To my mind the “minimally adjusted” figures are most reliable, since the “additionally adjusted” list of factors includes ones that might be a consequence of sexual orientation.
Bisexual men 2.66
Gay men 2.25
Bisexual women 2.23
Other women 1.69
Other men 1.52
Lesbian women 1.38
Non hetero Men (total) 2.14
Non hetero Women (total) 1.76
Leaving aside the sex of the person, the relative odds are worst for Bisexuals 2.37, Lesbian/Gay 1.82, Other 1.59. This is a significant and real increase in the risk of psychological distress. Why is this the case?
The authors suggest that stigmatisation, in various forms and operating from adolescence is the most likely cause. They do not raise any other hypotheses.
One possible interpretation is that bisexuals are the most confused about their identity, which suggests that a sense of clear identity about sexual orientation is partly protective in mental health terms, although non-heterosexuals are more distressed. It was sometimes asserted that bisexuals had “the best of both worlds” in that they had the double the number of prospective sexual partners, but even if that is the case, the result is that this is a very disturbed group.
More generally, it could be that, even given social acceptance, something about the non-heterosexual mode has an intrinsically unsettling effect. A psychological interpretation is that one source of meaning, the strengthening of a personal commitment to children and the resultant future perspective/slow life history is denied to many non-heterosexuals. (This could be tested by comparing them with childless heterosexuals).

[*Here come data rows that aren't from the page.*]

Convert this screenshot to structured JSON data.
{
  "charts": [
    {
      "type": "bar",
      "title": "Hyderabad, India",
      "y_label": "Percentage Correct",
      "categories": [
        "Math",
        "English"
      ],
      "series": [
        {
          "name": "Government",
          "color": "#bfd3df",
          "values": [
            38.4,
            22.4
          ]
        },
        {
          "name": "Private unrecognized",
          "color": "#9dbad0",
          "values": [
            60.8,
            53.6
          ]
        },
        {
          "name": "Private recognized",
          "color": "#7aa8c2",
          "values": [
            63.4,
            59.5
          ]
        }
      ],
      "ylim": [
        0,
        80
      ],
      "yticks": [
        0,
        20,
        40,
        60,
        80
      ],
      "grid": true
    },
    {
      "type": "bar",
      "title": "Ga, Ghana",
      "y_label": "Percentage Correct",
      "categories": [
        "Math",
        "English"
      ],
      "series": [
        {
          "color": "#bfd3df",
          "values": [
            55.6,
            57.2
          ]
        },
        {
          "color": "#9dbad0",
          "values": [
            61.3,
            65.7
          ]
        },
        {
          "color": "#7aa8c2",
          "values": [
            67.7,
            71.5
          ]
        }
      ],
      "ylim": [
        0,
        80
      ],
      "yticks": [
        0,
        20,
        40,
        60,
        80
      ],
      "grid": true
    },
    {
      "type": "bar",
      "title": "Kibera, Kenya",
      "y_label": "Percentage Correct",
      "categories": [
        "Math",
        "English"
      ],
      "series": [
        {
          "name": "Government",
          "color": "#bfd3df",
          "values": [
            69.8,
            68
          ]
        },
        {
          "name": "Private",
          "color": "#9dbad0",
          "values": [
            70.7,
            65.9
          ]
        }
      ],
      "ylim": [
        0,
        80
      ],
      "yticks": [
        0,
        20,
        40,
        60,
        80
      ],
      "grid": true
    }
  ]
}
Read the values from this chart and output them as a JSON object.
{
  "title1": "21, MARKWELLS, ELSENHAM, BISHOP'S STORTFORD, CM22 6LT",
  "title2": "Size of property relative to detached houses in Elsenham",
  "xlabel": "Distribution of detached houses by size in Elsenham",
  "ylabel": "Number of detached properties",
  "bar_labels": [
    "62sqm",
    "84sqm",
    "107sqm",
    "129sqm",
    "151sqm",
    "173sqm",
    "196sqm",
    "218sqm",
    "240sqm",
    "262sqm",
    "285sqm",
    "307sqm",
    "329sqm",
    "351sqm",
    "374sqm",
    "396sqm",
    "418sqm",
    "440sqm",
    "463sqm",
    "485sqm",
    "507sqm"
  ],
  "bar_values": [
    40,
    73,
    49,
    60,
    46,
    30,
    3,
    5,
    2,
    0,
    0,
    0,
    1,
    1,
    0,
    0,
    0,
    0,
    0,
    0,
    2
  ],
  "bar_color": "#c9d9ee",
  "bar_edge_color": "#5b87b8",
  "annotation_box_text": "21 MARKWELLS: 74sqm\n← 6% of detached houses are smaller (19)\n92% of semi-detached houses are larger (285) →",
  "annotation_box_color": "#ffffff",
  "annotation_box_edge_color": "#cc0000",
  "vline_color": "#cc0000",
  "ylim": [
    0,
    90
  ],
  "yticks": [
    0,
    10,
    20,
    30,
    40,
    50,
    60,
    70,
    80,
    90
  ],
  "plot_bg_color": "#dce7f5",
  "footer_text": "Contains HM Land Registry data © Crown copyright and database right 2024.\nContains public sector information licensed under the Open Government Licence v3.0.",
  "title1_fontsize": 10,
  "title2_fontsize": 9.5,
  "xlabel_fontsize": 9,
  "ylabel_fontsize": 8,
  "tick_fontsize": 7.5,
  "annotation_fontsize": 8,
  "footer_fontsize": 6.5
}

Another hypothesis is that whatever the primary cause which leads to non-procreative sexuality, it is also a cause of mental distress, either by some direct route, or as a strong consequence. In this interpretation, even open support of non-hetero orientation by the public is of little help, because the set of choices, orientations and behaviours is inherently damaging to well-being. How might that happen? Does it lead directly or indirectly to a more vivid emotional sensibility, so that emotions become a part of identity?
Usually, women are more emotionally vulnerable than men, and twice as likely to be emotionally upset. This is not the pattern here. Both are more disturbed than normal, but non-hetero men are more feminine in their vulnerability, with high levels of distress; and non-hetero women, while still being distressed, are relatively more masculine, and a bit more resilient than the men. It seems that there has been an inversion of the usual sexual differences in psychological vulnerability.
Another interpretation is that being non-hetero is inherently unsettling. How could one test this? There has been a massive change in the public status of homosexuals, which ought to have had a very big effect. Results as shown in the above paper should be very unlikely if the main cause of distress is lack of public acceptance. The fact that the pattern is international also makes it seem that social acceptance is not the key variable, since this still varies in different countries.
The cause of non-hetero preferences is not determined. The usual interpretation is that these preferences would not of themselves cause distress. However, perhaps the cause of the preferences also brings about vulnerabilities, as a result of increased emotionality.
As for all studies, there are some caveats. Everyone self-reported their problems, but there was, understandably, no test of actual behaviours. Perhaps non-heterosexuals pay much more attention to minor troubles and over-report them. The suicide data would make this unlikely. They would appear to be more distressed and at risk. A minority of respondents did not state their sexual orientation. Hard to see why that would necessarily lead to lower risk figures, unless most of the refusers were also absolutely stable non-heterosexuals.
In sum, to have a sexual orientation other than heterosexuality seems to come together with psychological vulnerability.